The frozen earth around the base of the pier was firm enough by mid-July 1983 to allow drilling to begin for the six-foot-diameter underground columns. Six hols were drilled to and into the bedrock, and the frozen walls were used as forms for the columns, three on each side of the old broken footing. Steel reinforcement cages were positioned in the holes, and concrete was placed up to ground level.

Forms were built, and the two outside portions of the new footing were palced on top of the new underground columns. The portion above the old footing was left out at the stage, since the old footing was expected to rebound when the weight of the superstructure was removed from the columns.

Repair of the bridge included construction of a new footing and pilings on the damaged pier (right). Cables attached to a huge tie-down block (left) were used to bring the displaced deck section into alignment.

A structural steel frame was fabricated and erected on top of the new footing, and fitted with 12 hydraulic jacks at the top, three at each corner, and having a lifting capacity of 600 tons each. This supplemental support system was used to support and stabilize the superstructure while additional work was completed below.

Access holes then were cut through the two-foot-thick walls of the hollow columns just above the old footing. A total of 104 holes were drilled through the column walls and the outside surfaces of the columns were roughened to increase bonding to the new footing. Forms, ducts, bar reinforcement and strand for the post tensioning were placed.

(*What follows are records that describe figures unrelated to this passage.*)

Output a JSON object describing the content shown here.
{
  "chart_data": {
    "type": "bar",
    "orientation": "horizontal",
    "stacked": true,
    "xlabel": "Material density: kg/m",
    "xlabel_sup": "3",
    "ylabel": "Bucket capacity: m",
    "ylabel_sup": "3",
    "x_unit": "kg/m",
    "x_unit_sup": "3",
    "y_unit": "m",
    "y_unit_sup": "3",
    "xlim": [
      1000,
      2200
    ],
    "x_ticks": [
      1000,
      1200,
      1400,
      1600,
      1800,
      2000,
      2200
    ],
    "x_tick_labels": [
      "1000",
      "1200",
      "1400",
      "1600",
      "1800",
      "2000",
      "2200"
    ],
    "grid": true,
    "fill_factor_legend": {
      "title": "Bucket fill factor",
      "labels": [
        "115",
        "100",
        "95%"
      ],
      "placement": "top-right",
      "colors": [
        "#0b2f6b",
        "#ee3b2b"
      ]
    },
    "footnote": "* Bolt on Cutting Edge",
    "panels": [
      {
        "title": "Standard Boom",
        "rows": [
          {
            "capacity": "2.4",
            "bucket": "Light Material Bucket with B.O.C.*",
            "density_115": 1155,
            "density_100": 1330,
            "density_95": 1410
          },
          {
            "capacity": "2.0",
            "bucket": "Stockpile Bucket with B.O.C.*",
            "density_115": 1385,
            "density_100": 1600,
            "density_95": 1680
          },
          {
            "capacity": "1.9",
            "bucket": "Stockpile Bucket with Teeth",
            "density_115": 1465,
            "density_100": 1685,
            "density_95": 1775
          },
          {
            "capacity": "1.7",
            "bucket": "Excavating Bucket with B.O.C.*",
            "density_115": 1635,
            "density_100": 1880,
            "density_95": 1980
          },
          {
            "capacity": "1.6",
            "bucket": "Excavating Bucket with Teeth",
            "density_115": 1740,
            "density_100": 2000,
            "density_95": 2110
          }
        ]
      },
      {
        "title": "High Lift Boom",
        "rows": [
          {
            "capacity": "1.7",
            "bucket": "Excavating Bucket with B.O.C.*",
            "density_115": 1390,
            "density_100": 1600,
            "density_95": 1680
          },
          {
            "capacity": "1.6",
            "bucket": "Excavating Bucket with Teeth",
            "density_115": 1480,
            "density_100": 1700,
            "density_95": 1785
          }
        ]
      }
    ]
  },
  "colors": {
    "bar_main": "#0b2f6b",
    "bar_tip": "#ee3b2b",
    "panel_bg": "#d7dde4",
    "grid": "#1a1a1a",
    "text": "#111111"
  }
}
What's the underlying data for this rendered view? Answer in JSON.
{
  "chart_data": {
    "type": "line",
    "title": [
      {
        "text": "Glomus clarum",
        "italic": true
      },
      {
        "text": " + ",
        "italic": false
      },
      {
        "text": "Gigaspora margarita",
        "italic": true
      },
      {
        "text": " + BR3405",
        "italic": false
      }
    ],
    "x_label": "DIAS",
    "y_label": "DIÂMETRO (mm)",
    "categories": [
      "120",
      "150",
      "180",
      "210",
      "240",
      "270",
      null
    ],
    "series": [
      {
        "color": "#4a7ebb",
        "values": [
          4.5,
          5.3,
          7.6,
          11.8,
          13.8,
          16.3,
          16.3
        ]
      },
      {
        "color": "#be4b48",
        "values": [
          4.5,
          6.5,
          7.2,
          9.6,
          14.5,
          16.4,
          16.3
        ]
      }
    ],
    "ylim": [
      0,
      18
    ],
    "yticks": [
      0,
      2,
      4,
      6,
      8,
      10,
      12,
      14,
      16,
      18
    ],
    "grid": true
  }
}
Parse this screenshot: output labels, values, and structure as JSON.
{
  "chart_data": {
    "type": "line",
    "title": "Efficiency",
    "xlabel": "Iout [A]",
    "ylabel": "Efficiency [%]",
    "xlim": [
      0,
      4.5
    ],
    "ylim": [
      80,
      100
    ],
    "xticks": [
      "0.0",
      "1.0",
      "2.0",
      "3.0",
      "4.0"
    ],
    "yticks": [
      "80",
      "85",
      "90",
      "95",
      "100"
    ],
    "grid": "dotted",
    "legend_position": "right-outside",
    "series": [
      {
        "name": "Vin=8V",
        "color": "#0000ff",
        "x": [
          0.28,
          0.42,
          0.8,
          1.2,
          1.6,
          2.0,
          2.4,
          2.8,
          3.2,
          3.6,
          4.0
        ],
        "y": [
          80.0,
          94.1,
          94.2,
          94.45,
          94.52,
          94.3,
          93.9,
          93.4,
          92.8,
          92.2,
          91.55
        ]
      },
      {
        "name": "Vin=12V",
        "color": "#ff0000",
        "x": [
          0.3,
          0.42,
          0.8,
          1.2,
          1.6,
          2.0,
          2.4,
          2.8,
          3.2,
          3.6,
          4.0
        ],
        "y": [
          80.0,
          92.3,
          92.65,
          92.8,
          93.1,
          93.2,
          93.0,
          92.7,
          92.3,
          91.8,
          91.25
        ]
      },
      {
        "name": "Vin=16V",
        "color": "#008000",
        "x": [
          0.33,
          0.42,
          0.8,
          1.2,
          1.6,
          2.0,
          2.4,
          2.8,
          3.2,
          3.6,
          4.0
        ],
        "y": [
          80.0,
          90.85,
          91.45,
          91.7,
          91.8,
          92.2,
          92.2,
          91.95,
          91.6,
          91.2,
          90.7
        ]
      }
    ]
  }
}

Most of the load of the superstructure was transferred to the steel frame by activating the hydraulic jacks. The central portion of the new 11-foot-thick footing was cast around the base and inside the columns. Once the new footing had gained sufficient strength and post tensioning was done, jacking was continued to lift the superstructure clear of the columns. The repaired pier, with its new footing and concrete columns to bedrock, was stronger than any of the other 51 bridge piers.

Next the damaged bearings were removed, and new bearings, weighing about four tons each, were secured and grouted in place. These new bearings had been designed to permit rotation and sliding motion to occur as the superstructure was moved back into place. After the superstructure was lowered onto the new bearings, the jacks on the side toward the expansion joint were lowered to provide clearance for rotation. Repositioning of the superstructure then began.

Hydraulic rams at the expansion joint, attached by cables to the tie-down block, were activated to draw the expansion joint downward. Each stroke of the rams dropped the expansion joint about 7-1/2 inches and raised the end of the cantilever about 10 inches. Measurements and checks wre made during and after each step. Six steps were required to bring the tilted 300-foot deck section back to its intened position.

Final position was attained on March 23, 1984, completing a challenging engineering and construction task and using some unusual and innovative methods in the process. The cost was approximately $6.8 million. Construction of the bridge would resume.